01:07 05-05-2026
Tesla Basecharger: 125 kW Depot Fast Charger for the Semi
Tesla's Basecharger: a 125 kW fast charger for the Semi electric truck, for overnight depot charging. All-in-one design, links up to 3 units. Available 2027.
Tesla has unveiled the Basecharger, a new DC fast charger built specifically for the Semi electric truck. While it resembles the V4 Supercharger used by passenger EVs on the outside, the internals are quite different, and it’s meant for long, slow charging at fleet depots rather than quick roadside top-ups.
With a peak output of 125 kW, the Basecharger won’t break any records in the passenger EV world. But for a heavy truck, it essentially serves as a ‘home charger.’ Tesla claims that a Semi can reach 60% charge in about four hours. In other words, this isn’t for rapid intermediate recharging; it’s designed for overnight stops or extended layovers at the depot.

A key technical highlight is the all-in-one design. Standard Superchargers require an external power cabinet to convert AC to DC. Tesla did away with that bulky component in the Basecharger. As Max de Zegher, Tesla’s director of charging for North America, explains, the unit houses one of the 16 power modules from a V4 Supercharger cabinet. This simplification should make installation quicker and the overall footprint smaller.
Fleets get an additional benefit: up to three Basechargers can be linked together on one circuit, sharing 125 kVA. In practice, this matters more than headline power numbers, because building charging infrastructure for trucks is a costly endeavor. Cables, switchgear, permits, grid upgrades, and vehicle downtime all add up. When installation is simpler and cheaper, it’s easier for fleet operators to make the jump to electric trucks.

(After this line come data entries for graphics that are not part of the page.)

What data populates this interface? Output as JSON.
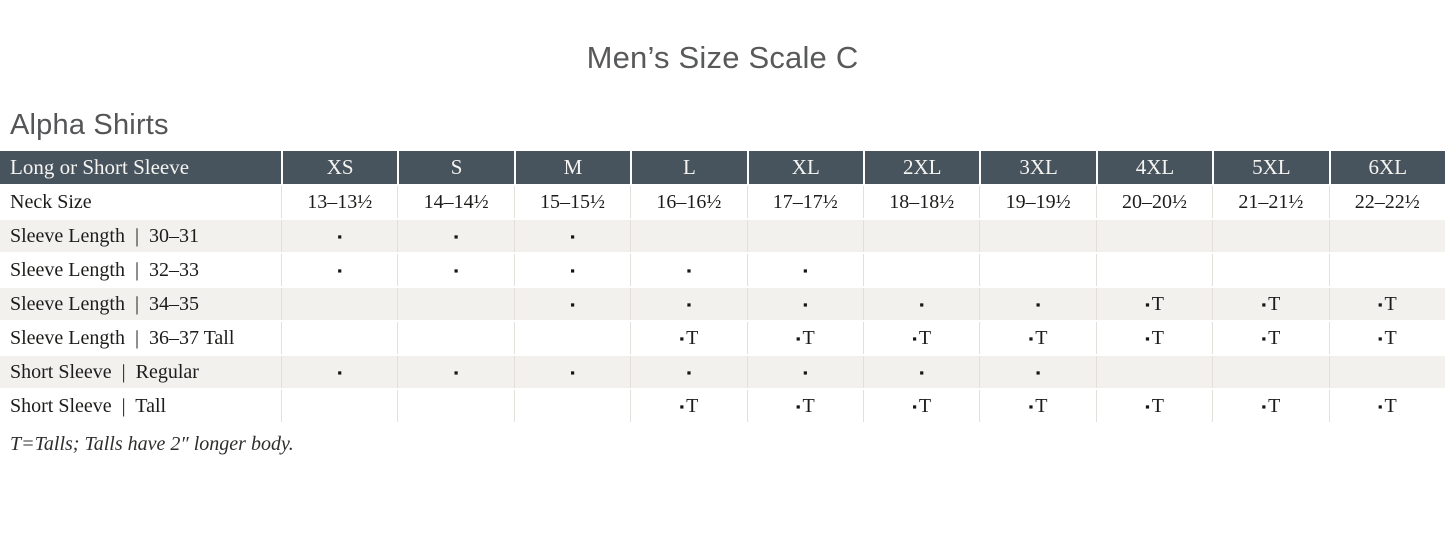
{
  "page": {
    "title": "Men’s Size Scale C",
    "section_heading": "Alpha Shirts",
    "footnote": "T=Talls; Talls have 2″ longer body."
  },
  "colors": {
    "header_bg": "#47535d",
    "header_text": "#f5f4f1",
    "body_text": "#1c1c1a",
    "stripe_bg": "#f3f1ee",
    "heading_text": "#58595b",
    "cell_border": "#e3e0db"
  },
  "legend": {
    "dot_glyph": "▪",
    "tall_glyph": "▪T"
  },
  "table": {
    "columns": [
      "Long or Short Sleeve",
      "XS",
      "S",
      "M",
      "L",
      "XL",
      "2XL",
      "3XL",
      "4XL",
      "5XL",
      "6XL"
    ],
    "rows": [
      {
        "label": "Neck Size",
        "striped": false,
        "cells": [
          "13–13½",
          "14–14½",
          "15–15½",
          "16–16½",
          "17–17½",
          "18–18½",
          "19–19½",
          "20–20½",
          "21–21½",
          "22–22½"
        ]
      },
      {
        "label": "Sleeve Length  |  30–31",
        "striped": true,
        "cells": [
          "▪",
          "▪",
          "▪",
          "",
          "",
          "",
          "",
          "",
          "",
          ""
        ]
      },
      {
        "label": "Sleeve Length  |  32–33",
        "striped": false,
        "cells": [
          "▪",
          "▪",
          "▪",
          "▪",
          "▪",
          "",
          "",
          "",
          "",
          ""
        ]
      },
      {
        "label": "Sleeve Length  |  34–35",
        "striped": true,
        "cells": [
          "",
          "",
          "▪",
          "▪",
          "▪",
          "▪",
          "▪",
          "▪T",
          "▪T",
          "▪T"
        ]
      },
      {
        "label": "Sleeve Length  |  36–37 Tall",
        "striped": false,
        "cells": [
          "",
          "",
          "",
          "▪T",
          "▪T",
          "▪T",
          "▪T",
          "▪T",
          "▪T",
          "▪T"
        ]
      },
      {
        "label": "Short Sleeve  |  Regular",
        "striped": true,
        "cells": [
          "▪",
          "▪",
          "▪",
          "▪",
          "▪",
          "▪",
          "▪",
          "",
          "",
          ""
        ]
      },
      {
        "label": "Short Sleeve  |  Tall",
        "striped": false,
        "cells": [
          "",
          "",
          "",
          "▪T",
          "▪T",
          "▪T",
          "▪T",
          "▪T",
          "▪T",
          "▪T"
        ]
      }
    ]
  }
}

Pricing starts at $20,000 per unit, though Tesla mandates a minimum order of two. Installation costs come on top. The charger outputs up to 150 A DC, covers a voltage range of 180–1000 V, and ships with a 6-meter cable—double the length of a typical Supercharger cable. That’s not a minor detail for a truck, where the cab, trailer, parking arrangement, and charge port position can turn a short cord into a serious problem.

There is, however, a notable limitation: the Basecharger currently comes only with an MCS plug. That makes perfect sense for fleets running Tesla Semis, but it means trucks equipped with CCS connectors are locked out. For now, the Basecharger serves more to reinforce Tesla’s own ecosystem than to become a universal charging solution for all heavy electric trucks.
Within Tesla’s truck-charging family, the Basecharger slots in below the Megacharger. That 1.2 MW unit can get a Semi to 60% in roughly 30 minutes, but it’s more complex and costly. The Basecharger is built for a different rhythm: not maximum speed, but steady overnight charging with a lighter infrastructure burden.
Basecharger deliveries are slated to start in early 2027. If Tesla truly scales up Semi output, this charger may end up being just as crucial as the truck itself. After all, without a straightforward depot charging solution, an electric semi is little more than a showpiece, not a genuine working tool for carriers.